Non è un mistero che la Cgil, insieme alle altre confederazioni, ritiene la settimana che inizia oggi quella decisiva per arrivare a un accordo. O si firma entro sabato, oppure di scalone, scalini, quote e altre diavolerie se ne parla a settembre. Senza lavoratori nelle fabbriche e negli uffici, non ci sono intese da sottoscrivere.
Ma un rinvio del negoziato, che in questa congiuntura potrebbe essere interpretato come un fallimento politico e sindacale, non sarebbe indolore, né per le confederazioni, né tantomeno per Romano Prodi.
La ripresa della trattativa dopo l’estate sarebbe accompagnata da uno sciopero generale indetto da Cgil, Cisl e Uil contro il governo sulla riforma delle pensioni. Se non è un ultimatum all’esecutivo quello che gira in queste ore sulle bocche di alcuni leader sindacali, poco ci manca.

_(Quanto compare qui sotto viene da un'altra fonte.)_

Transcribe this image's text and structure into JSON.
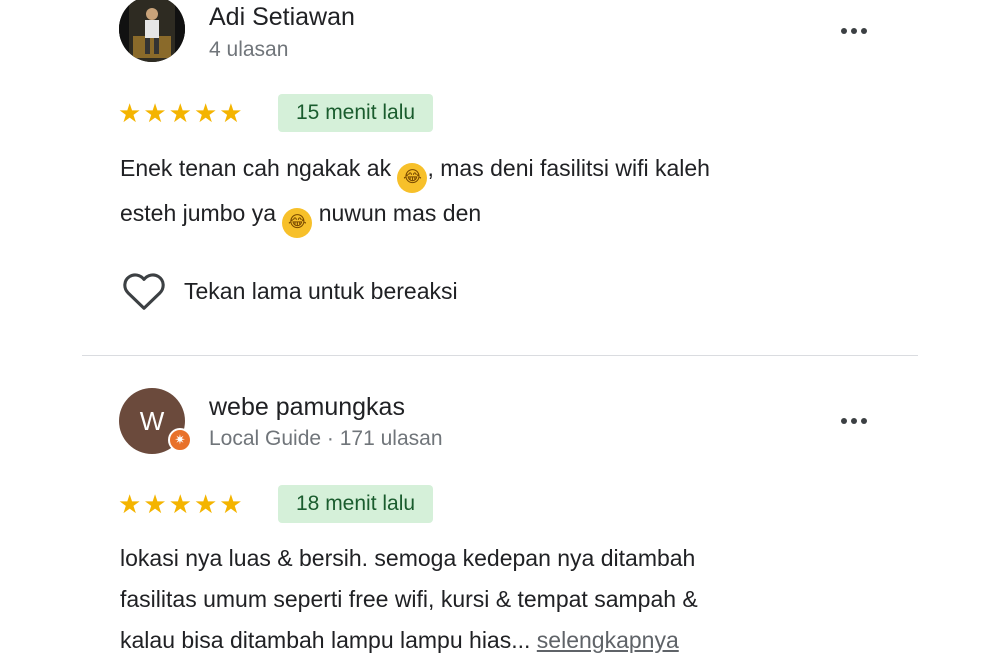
{
  "reviews": [
    {
      "author": "Adi Setiawan",
      "meta": "4 ulasan",
      "avatar": {
        "type": "photo"
      },
      "rating": 5,
      "time": "15 menit lalu",
      "text_line1_a": "Enek tenan cah ngakak ak",
      "text_line1_b": ", mas  deni fasilitsi wifi kaleh",
      "text_line2_a": "esteh jumbo ya",
      "text_line2_b": " nuwun mas den",
      "emoji": "rolling-on-floor-laughing",
      "react_label": "Tekan lama untuk bereaksi"
    },
    {
      "author": "webe pamungkas",
      "meta": "Local Guide · 171 ulasan",
      "avatar": {
        "type": "letter",
        "letter": "W",
        "color": "#6b4a3c"
      },
      "badge": "local-guide",
      "rating": 5,
      "time": "18 menit lalu",
      "text_lines": [
        "lokasi nya luas & bersih. semoga kedepan nya ditambah",
        "fasilitas umum seperti free wifi, kursi & tempat sampah &",
        "kalau bisa ditambah lampu lampu hias... "
      ],
      "more_label": "selengkapnya"
    }
  ],
  "colors": {
    "star": "#f4b400",
    "time_badge_bg": "#d5f0d9",
    "guide_badge": "#e8712a"
  }
}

Sciopero? Scontro? Non c’è nulla di male: uno sciopero rappresenta un segnale di normale conflitto nella dialettica tra parti sociali e governo e potrebbe essere anche propedeutico a un successivo, positivo incontro. Ma per il centrosinistra, che ha vinto le elezioni definendo «iniquo» lo scalone di Maroni, iniziare la stagione della prossima legge Finanziaria con milioni di lavoratori nelle piazze a chiedere il rispetto delle promesse non sarebbe un bel risultato. Anche se non è da escludere che nel centrosinistra ci possa essere qualche tentazione “modernizzatrice” nel forzare la mano contro i sindacati, per segnalare all’opinione pubblica che il costituendo partito democratico non ha certo paura di rompere con il mondo del lavoro.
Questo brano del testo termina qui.